Moraes vota para condenar homem com câncer a 14 anos de prisão pelos atos de 8 de janeiro

Por: Redação

01/12/2025 às 21:07

Imagem de Moraes vota para condenar homem com câncer a 14 anos de prisão pelos atos de 8 de janeiro

Foto: Valter Campanato / Agência Brasil

O ministro Alexandre de Moraes, do Supremo Tribunal Federal (STF), votou pela condenação de um grupo de 16 réus envolvidos nos atos de 8 de janeiro de 2023, fixando para cada um a pena de 14 anos de prisão. O entendimento do ministro inclui crimes como tentativa de golpe de Estado, associação criminosa armada, dano qualificado e destruição de patrimônio público.

Entre os casos analisados está o de Jaime Junkes, professor aposentado de 68 anos, diagnosticado com câncer de próstata e com histórico recente de infarto. Mesmo com a defesa alegando grave quadro de saúde, o voto de Moraes manteve a condenação prevista inicialmente em regime fechado. A situação gerou grande repercussão nas redes e entre juristas, por envolver um réu com condições clínicas debilitadas.

O processo de Junkes, porém, sofreu reviravoltas.

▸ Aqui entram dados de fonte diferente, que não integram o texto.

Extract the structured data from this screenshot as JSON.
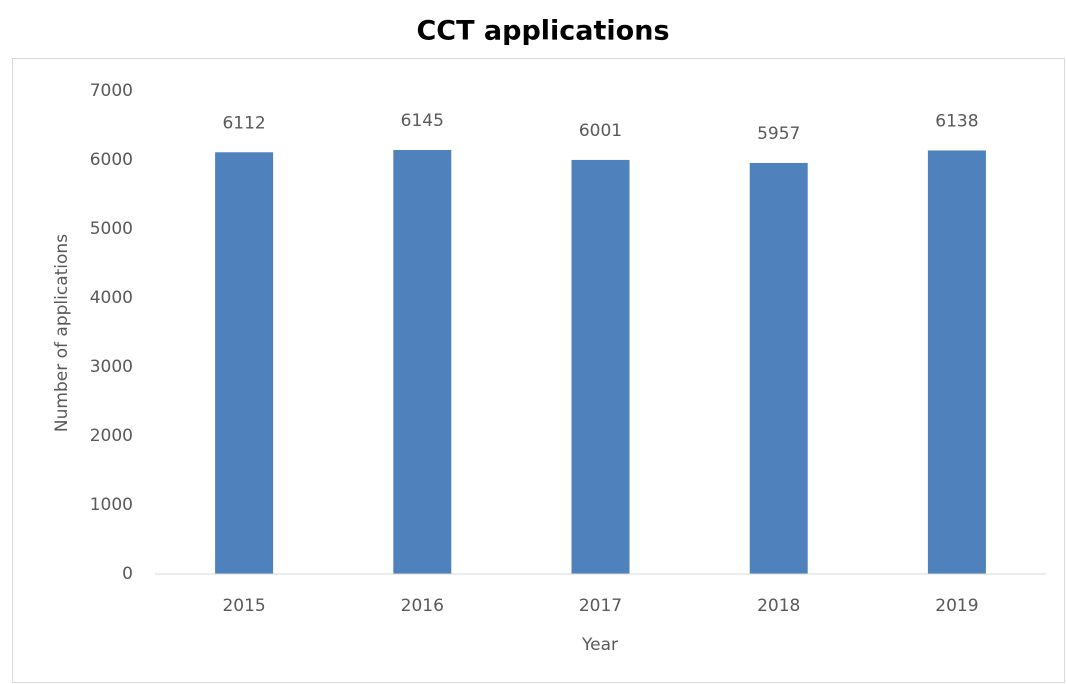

Diante da evolução do quadro médico e da documentação apresentada posteriormente, Moraes reconsiderou e autorizou que a pena seja cumprida em regime domiciliar, mediante monitoramento por tornozeleira eletrônica e uma série de restrições, como proibição de uso de redes sociais e de contato com outros investigados pelos atos antidemocráticos.

O julgamento dos atos de 8 de janeiro tem sido marcado por forte rigor nas decisões, com penas altas e responsabilização individual dos participantes, além da fixação de multas milionárias para reparação dos danos causados às sedes dos Três Poderes. A atuação do STF busca dar resposta institucional aos ataques contra as estruturas democráticas.

Ao mesmo tempo, casos como o de Junkes reacendem o debate sobre a humanização do sistema penal, especialmente quando envolvem réus idosos, doentes graves ou em situação vulnerável. A decisão de permitir a prisão domiciliar, após voto anterior mais rígido, expõe a tensão entre a necessidade de punição exemplar e a observância da dignidade humana, prevista na própria Constituição.

O STF segue analisando processos relacionados ao 8 de janeiro, que ainda devem resultar em dezenas de novos julgamentos e definir precedentes importantes para crimes contra a ordem democrática no país.